For the second requirement, high sensitivity to counting single electron hits with minimum readout noise is desirable for recording electron scattering at moderate to low doses and fast frame rates. With typical STEM beam currents ranging from 100 pA to less than 1 pA, short acquisition times (10 µs) per scanning pixel yield approximately 6000 to less than 60 electron counts per detector frame. Depending on the applications, these hits can be spread over many detector pixels, as in the cases of momentum-resolved STEM (figure 1(a)) and ptychography (figure 1(b)), it is expected that a significant portion of the DP outside the bright field (BF) disk will discriminate between single electrons and no events, as is obvious when examining the histograms with counts.

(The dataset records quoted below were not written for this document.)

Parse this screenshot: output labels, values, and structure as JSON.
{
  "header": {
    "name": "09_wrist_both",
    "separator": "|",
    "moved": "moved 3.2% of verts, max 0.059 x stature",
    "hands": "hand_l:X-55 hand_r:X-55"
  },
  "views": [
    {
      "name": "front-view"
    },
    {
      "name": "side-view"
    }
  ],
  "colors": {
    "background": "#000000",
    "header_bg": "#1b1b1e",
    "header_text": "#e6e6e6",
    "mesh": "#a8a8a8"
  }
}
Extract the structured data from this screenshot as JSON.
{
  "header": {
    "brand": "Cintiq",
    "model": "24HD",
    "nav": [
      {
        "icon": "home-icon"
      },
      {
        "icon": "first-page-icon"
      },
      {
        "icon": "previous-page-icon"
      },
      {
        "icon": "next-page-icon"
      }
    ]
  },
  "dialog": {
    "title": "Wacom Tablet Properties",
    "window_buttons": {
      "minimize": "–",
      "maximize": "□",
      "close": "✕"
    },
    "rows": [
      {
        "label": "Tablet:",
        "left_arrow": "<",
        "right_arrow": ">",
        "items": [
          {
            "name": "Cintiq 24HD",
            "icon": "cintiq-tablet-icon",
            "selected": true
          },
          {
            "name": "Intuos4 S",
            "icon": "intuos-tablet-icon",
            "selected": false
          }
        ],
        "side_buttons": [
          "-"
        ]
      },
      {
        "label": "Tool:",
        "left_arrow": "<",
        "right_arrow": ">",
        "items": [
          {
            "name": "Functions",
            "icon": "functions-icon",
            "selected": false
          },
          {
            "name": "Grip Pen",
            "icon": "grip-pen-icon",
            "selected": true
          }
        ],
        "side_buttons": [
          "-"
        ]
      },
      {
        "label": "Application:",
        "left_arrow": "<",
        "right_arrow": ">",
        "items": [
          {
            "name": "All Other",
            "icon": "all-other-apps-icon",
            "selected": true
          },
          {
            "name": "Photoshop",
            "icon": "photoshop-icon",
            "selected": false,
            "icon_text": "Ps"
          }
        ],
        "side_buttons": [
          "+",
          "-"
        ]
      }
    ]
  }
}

Third, a high electron count rate or, equivalently, a high dynamic range is desirable to account for localized intensities originating from the BF disk or diffraction spots at strong diffraction conditions (cf. Figure 1(c)). Depending on the camera length setup and the sample's crystalline structure, a few detector pixels may receive most of the transmitted and/or diffracted electron signals and possibly saturate or incur damage. For instance, 4D-STEM experiments aim for nanoscale structure phase and orientation studies, similar to that shown in figure 1(c), and these can reach a localized and instantaneous beam current over 1 pA per detector pixel, equivalent to ∼10⁷ electrons per second. An electron detector that can sustain a high count rate per pixel with a linear output and is not susceptible to beam damage with repeated exposure to high electron fluxes is necessary for flexible 4D-STEM experiments.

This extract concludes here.